The angular error resulting from s=s1+s2 is constant over time, and always acts in the same direction. Thus, the impact point is always ahead of the detected point in the direction of rotation. It is thus possible, with a fixed shift in the detection axis with respect to the axis of the charge, to compensate for this error and reduce the total error to merely the deviation M.sub.1 M' (M.sub.1 being the point on circle C offset from point M by an angle s).
The error M.sub.1 M', however, still remains to be corrected.
If angle s is constant, deviation compensation could be implemented by shifting detection axis d forward by an identical amount, but error M.sub.1 M' would still need to be compensated for.
With regard to the impact deviation due to the substantially vertical displacement velocity v of the charge, a listing will first be given of the orders of magnitude ordinarily encountered with this type of submunition:
v=50 m/s
Velocity of the penetrator generated by the charge: V.sub.efp =2000 m/s
t=30.degree.
Target distance=100 m
Time from detection to charge triggering: a=0.5 ms
Impact point deviation: 1.4 m.
This error also depends on the direction of movement of the submunition.

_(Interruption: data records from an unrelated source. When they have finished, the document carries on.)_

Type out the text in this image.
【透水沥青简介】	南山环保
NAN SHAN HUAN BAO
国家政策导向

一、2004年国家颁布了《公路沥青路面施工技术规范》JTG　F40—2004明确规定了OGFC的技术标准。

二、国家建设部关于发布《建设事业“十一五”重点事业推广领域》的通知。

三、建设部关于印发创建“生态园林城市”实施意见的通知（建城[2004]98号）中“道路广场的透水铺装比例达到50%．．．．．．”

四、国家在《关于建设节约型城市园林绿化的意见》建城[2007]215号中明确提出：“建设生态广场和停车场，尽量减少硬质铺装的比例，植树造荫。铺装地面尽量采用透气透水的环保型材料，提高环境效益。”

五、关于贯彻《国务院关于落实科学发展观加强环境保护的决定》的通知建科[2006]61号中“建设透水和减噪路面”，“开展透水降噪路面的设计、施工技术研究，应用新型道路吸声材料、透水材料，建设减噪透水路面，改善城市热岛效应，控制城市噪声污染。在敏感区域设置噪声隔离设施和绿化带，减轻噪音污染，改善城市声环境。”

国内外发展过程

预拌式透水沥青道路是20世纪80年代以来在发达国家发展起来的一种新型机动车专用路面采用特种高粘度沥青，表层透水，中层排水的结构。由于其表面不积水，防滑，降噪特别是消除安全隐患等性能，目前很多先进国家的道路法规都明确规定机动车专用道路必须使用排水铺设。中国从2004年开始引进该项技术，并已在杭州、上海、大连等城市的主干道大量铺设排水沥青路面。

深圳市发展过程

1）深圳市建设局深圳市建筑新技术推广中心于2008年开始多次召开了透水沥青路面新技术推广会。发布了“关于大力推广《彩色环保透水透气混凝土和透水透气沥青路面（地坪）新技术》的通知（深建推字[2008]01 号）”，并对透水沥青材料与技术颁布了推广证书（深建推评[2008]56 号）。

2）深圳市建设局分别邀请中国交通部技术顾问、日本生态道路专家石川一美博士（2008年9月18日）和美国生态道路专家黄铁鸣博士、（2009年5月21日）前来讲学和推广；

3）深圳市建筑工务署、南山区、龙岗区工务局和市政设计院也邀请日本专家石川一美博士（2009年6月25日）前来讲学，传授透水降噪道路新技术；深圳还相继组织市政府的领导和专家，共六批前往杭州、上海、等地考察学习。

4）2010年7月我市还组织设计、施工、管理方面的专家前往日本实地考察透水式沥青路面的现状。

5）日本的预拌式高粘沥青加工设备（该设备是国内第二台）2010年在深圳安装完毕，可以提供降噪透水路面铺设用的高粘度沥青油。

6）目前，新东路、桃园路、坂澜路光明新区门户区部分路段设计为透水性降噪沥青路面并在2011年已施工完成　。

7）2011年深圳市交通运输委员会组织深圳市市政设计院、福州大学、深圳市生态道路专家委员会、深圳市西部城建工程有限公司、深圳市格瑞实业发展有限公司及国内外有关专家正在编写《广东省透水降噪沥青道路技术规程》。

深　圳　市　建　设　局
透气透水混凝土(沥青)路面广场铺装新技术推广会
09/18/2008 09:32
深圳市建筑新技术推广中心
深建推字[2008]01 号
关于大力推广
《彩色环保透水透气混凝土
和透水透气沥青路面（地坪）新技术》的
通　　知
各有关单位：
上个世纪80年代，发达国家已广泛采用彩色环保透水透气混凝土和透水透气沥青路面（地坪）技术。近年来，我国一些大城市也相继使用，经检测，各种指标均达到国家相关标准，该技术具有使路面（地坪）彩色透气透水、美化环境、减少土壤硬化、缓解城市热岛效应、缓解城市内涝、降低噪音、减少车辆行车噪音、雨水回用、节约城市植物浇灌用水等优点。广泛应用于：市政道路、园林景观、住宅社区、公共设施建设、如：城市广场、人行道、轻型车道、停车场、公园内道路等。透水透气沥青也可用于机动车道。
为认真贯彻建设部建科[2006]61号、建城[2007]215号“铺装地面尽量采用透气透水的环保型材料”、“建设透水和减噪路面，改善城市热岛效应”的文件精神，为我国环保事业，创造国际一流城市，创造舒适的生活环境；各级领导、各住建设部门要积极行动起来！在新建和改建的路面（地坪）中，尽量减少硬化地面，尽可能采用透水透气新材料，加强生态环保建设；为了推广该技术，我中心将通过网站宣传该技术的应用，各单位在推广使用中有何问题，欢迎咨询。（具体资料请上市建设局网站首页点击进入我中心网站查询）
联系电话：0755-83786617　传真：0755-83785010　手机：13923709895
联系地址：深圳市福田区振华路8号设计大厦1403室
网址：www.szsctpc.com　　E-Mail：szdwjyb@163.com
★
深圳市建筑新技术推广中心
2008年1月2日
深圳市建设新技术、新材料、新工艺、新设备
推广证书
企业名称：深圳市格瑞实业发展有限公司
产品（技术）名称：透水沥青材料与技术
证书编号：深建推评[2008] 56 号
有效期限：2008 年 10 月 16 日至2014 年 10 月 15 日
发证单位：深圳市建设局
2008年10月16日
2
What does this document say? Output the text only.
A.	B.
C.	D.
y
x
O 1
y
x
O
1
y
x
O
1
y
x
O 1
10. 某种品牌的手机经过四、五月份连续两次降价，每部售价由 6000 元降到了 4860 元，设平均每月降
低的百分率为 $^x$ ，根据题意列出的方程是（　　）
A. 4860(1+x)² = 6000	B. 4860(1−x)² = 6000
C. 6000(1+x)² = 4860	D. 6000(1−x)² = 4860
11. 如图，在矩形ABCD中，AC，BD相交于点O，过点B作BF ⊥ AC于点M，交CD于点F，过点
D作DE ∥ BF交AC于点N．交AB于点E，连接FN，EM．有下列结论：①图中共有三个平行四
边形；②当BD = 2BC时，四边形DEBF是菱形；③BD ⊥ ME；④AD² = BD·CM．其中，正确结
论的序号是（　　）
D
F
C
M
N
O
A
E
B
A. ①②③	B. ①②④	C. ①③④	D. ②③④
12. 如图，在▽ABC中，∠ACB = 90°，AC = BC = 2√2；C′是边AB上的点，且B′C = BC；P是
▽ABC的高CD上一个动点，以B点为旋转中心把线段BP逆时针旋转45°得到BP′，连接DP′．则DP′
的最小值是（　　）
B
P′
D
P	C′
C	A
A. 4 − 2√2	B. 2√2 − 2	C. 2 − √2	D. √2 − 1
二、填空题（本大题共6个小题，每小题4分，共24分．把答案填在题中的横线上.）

During ascent, the impact point is displaced toward the outside of the spiral; during descent, the impact point is displaced toward the inside of the spiral.
In FIG. 4, the impact deviation has been diagrammed for the case of an ascending charge trajectory; and axis Z represents the vertical axis and axis R represents the axis of the radial distances of the impact point, designated here by P.
For a time a, point Q symbolizing the position of the charge is displaced a distance a.v and moves to Q1. By systematically shifting the position of the detector, an initial correction can be applied by moving from P to P.sub.1, line Q.sub.1 P.sub.1 being parallel to QP; but an error P.sub.1 P' would remain.
However, this kind of correction would be disadvantageous for the descent phase, as shown in FIG. 5, since it would correspondingly increase the deviation PP".